How to lie with statistics by Darrell Huff is an old classic that has been sitting on my reading list for quite a while. Finally bought a copy. Despite my extremely slow reading speed, I could finish this little book within a day as it was a delight to read. Extremely accessible prose combined with several cartoon like illustrations by Irving Geis makes it suitable even for high school kids. This was originally published in 1954 and so the illustrations date themselves with everyone, including a baby, shown with a lit cigarette hanging from their mouth! Guess that was considered the normal state of human existence in those days. Introduction starts off with how anecdotal evidence can significantly bias people's perception, such as newspaper headlines filled with crime stories, leaving an impression on the general public that the city or that year is quite crime ridden, though statistics may not show any noticeable increase. This item being one of my pet peeves, I was hooked right away.
First chapter talks about biases built into the sample that is being analyzed. While there are several examples related to US Presidential elections themselves, an early one Huff points out dates back to 1936. At that time a magazine called Literary Digest conducted a telephone survey using their subscriber base, and predicted that the Republican candidate Alfred Landon will win the election handily. But in reality, Democratic candidate Franklin Roosevelt won the election in 46 states while Landon won only 2. This survey fiasco was attributed to the fact that in 1936, only rich Republicans could afford magazine subscriptions and telephones! While they resoundingly supported Landon, a vast majority of the voting population preferred the alternative. Though this sounds obvious now, we often fail to check whether the sample selection truly represents the larger population. Thus, while all the classmates who show up in your school/college reunion may appear to be doing better than yourself, it is probably because the majority who are not doing well simply don't show up to such reunions.

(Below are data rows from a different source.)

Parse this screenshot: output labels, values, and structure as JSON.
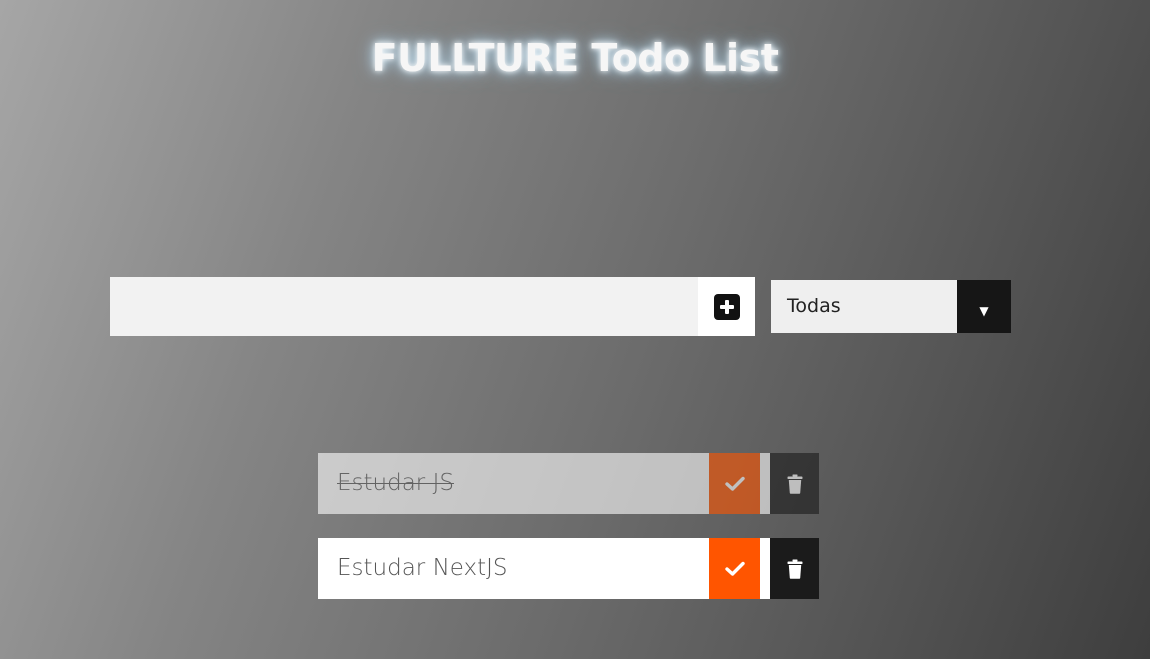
{
  "header": {
    "title": "FULLTURE Todo List"
  },
  "form": {
    "input_value": "",
    "input_placeholder": "",
    "add_icon": "plus-square-icon"
  },
  "filter": {
    "selected": "Todas",
    "arrow": "▼"
  },
  "todos": [
    {
      "text": "Estudar JS",
      "completed": true
    },
    {
      "text": "Estudar NextJS",
      "completed": false
    }
  ],
  "colors": {
    "complete_button": "#ff5500",
    "trash_button": "#1b1b1b",
    "filter_arrow_bg": "#161616"
  }
}
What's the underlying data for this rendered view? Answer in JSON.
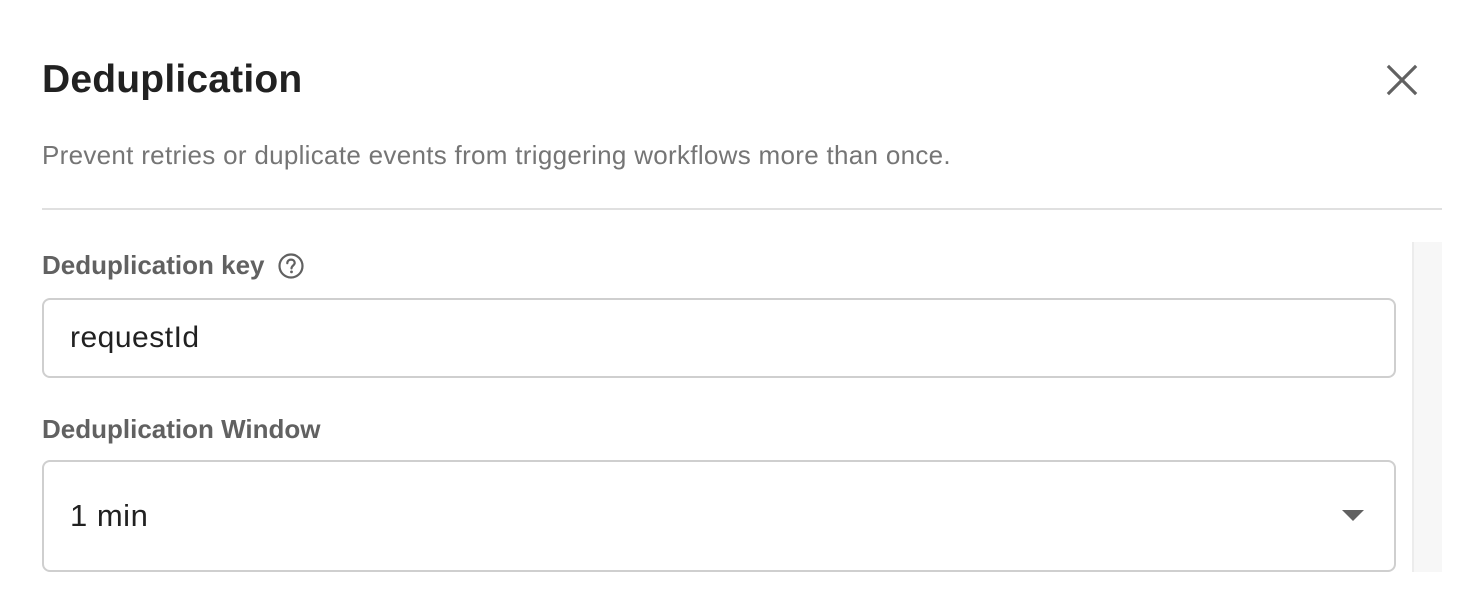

Second chapter discusses how reports often talk about "average" but choose mean or median or even mode that support their argument without explicitly stating the choice. Subsequent one talks about how most reports & advertisements that throw a number at you to make a point, leave out several other important numbers that are needed to set the full context. An example is a toothpaste advertisement saying "XYZ toothpaste users report 23% less cavities". On the surface it sounds great and may encourage us to by XYZ toothpaste, until we ask, "Compared to what?". If we compare XYZ toothpaste users to a population that doesn't use any kind of dental hygiene product, the claim may turn out to be true, but is not a big deal. Or perhaps other toothpaste users report lot more reduction in cavities, in which case, XYZ toothpaste is not the best? Or perhaps it is comparison between same XYZ toothpaste users between two successive years where the cavity reduction is due to fluoride being added to water? There is also a good bit of discussion about the size of the sample. If you used only two people in your sample, one person not reporting cavities this year can be reported as 50% reduction in cavities. In addition experiments can be repeated multiple times until favorable set of results are obtained, and then one can report just that one result leaving out all the other results that were unfavorable.
Then comes the analysis of various types of graphs used in reports that zoom in (i.e. Y axis doesn’t start from zero) to focus on small variations to make them look really big. In addition to actual graphs, there are ways to use pictures to give you the wrong impressions as well. For example when grain production doubles in one year, if we simply show a bar graph that is twice the height of the bar graph representing previous year, it is legit. Instead if we want to make it look much bigger, we can use bags of grain in the illustration showing current year bag as twice the size of last year's. While it may be twice the size in the picture, since it is supposed to represent a three dimensional image, our brains will see it as eight times more (2x2x2=8). Author also points out as to how reporters intentionally or unintentionally leave too many decimal places in the figures quoted giving you an impression that the figure is extremely precise. For example, if you took the arithmetic average of the salary of 147 people and it comes out to $73,425.76321, the five decimal places is a result of the division and is not a reflection of the precision of the average salary in a population of 147 people. To give the right perception of precision, it would be better to report it as just $73,426. But it may not appear very precise to the reader! The fact that "Correlation doesn't imply causation" is well known in academic circle and your statistics prof will try hard to beat it into your head. Thus, though there is a clear correlation between drowning deaths and amount of ice cream being eaten, one doesn't cause the other, but both tend to go up in summer months when more people go swimming. But it is easy to miss this point in more complicated datasets as the author points out. The saying, "Lies, Damn lies and Statistics" clearly gets etched in our mind as we go through the book.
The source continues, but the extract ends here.